Desde 2016, estudios han demostrado que la luz parpadeante a esta frecuencia puede reducir la carga de placas amiloides en ratones, un marcador clave del Alzheimer. Sin embargo, los mecanismos detrás de estos beneficios aún no se comprenden completamente. En este contexto, el equipo del CONICET expuso a ratones envejecidos a luz LED intermitente y sonidos de alta frecuencia, analizando posteriormente el hipocampo, que es la única región del cerebro capaz de generar neuronas a lo largo de la vida.
El estudio identificó que los efectos de la estimulación audiovisual dependen de señales que promueven el crecimiento neuronal, especialmente la activación de un receptor conocido como TrkB, fundamental para la plasticidad neuronal.
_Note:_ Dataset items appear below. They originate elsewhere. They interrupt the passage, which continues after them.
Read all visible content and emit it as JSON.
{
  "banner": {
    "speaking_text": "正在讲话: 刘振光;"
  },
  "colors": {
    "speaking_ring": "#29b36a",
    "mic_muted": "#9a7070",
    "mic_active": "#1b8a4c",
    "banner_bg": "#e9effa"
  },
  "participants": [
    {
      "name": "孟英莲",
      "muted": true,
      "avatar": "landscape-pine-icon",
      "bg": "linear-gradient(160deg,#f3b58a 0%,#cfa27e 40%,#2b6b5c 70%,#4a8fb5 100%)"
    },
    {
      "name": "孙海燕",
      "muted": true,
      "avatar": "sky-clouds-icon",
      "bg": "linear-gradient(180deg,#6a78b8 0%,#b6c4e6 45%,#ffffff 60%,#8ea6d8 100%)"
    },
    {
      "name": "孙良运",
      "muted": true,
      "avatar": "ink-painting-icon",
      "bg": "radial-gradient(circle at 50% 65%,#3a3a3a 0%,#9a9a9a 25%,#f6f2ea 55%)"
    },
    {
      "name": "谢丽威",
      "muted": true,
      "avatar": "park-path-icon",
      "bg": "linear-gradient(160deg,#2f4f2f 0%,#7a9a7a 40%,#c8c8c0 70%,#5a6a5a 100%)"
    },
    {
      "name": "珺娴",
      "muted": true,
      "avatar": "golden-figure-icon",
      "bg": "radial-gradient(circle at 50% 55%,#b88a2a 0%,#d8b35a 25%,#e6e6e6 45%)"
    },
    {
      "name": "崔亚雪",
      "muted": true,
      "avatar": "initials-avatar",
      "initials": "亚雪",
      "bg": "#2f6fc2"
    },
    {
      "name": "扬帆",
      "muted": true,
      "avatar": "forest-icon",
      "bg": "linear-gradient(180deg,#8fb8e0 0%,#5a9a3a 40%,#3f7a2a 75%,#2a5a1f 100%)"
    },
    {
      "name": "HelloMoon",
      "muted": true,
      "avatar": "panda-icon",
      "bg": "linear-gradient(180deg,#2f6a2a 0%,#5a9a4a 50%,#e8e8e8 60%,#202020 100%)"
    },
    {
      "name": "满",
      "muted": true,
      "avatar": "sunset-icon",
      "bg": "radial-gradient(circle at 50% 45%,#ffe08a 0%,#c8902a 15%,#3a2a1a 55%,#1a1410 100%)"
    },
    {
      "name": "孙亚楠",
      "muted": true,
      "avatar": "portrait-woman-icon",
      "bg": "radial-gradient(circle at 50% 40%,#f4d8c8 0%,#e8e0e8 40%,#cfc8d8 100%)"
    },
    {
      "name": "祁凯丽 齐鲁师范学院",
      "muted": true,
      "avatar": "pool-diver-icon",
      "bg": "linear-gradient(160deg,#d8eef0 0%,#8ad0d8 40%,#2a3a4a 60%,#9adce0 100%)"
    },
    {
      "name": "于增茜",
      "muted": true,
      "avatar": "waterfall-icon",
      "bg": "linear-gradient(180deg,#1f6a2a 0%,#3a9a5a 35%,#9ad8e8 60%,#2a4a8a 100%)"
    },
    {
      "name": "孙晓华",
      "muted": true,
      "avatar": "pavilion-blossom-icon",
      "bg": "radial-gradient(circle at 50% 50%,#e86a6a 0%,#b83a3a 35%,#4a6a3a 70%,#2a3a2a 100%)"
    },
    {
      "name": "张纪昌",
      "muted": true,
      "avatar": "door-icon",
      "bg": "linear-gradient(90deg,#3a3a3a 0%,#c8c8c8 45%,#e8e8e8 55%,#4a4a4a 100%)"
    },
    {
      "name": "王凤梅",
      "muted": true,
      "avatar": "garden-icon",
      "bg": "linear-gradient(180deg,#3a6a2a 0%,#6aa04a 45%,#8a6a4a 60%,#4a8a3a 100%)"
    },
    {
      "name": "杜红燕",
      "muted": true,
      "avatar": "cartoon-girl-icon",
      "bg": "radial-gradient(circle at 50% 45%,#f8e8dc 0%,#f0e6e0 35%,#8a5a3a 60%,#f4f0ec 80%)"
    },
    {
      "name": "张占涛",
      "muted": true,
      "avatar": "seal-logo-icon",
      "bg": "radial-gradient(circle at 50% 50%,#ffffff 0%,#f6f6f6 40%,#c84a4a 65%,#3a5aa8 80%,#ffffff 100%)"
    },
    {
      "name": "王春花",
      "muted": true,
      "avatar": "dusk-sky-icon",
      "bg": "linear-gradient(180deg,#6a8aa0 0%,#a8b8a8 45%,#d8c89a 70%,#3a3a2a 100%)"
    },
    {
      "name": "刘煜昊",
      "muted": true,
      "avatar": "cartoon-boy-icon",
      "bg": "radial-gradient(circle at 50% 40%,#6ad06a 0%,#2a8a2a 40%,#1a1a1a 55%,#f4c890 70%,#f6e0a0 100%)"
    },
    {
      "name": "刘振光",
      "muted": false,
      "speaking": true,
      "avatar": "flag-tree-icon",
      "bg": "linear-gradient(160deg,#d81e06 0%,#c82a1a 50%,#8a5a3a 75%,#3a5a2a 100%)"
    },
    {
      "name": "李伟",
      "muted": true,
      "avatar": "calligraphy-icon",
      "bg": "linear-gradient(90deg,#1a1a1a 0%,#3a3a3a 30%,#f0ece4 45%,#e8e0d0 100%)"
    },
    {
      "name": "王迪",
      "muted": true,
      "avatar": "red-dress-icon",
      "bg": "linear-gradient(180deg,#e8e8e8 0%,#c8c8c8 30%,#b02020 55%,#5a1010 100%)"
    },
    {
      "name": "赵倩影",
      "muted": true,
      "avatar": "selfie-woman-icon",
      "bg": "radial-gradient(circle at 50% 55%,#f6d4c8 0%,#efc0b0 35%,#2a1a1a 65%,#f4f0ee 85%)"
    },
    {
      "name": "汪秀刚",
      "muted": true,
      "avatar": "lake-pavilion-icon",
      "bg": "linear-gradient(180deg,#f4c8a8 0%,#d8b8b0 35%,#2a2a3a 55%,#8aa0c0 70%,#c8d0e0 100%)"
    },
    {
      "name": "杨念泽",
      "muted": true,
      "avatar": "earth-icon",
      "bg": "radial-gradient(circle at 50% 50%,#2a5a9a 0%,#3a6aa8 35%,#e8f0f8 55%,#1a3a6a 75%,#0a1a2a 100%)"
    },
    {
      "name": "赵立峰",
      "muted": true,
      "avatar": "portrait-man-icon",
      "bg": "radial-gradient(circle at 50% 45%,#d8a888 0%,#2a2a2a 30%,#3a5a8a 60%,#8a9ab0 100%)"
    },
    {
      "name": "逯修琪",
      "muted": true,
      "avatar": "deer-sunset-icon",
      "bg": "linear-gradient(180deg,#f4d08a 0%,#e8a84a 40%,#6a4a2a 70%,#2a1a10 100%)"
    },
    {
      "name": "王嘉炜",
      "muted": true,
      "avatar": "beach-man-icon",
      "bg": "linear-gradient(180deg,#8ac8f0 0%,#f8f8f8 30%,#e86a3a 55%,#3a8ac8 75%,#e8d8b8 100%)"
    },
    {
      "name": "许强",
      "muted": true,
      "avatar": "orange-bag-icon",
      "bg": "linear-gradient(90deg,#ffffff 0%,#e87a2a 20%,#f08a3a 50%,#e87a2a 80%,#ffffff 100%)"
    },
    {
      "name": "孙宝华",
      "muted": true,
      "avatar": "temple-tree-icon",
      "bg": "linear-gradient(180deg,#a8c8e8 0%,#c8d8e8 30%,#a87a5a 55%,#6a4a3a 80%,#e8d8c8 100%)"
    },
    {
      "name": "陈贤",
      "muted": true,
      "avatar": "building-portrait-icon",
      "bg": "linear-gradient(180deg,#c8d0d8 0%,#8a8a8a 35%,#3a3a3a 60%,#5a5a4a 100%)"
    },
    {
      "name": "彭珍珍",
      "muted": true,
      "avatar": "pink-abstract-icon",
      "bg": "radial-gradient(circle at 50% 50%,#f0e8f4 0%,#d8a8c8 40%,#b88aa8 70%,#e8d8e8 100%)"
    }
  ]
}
Este hallazgo proporciona una comprensión más profunda de cómo la estimulación gamma actúa a nivel celular y sobre los circuitos cerebrales.
Los resultados de esta investigación son prometedores, ya que podrían sentar las bases para el desarrollo de intervenciones de bajo costo que aborden el deterioro cognitivo asociado al envejecimiento y a enfermedades neurodegenerativas. Alejandro Schinder, otro de los investigadores, enfatizó la importancia de comprender los mecanismos fundamentales del cerebro envejecido como una inversión a largo plazo para generar estrategias que promuevan un envejecimiento saludable y prevengan o traten enfermedades neurodegenerativas.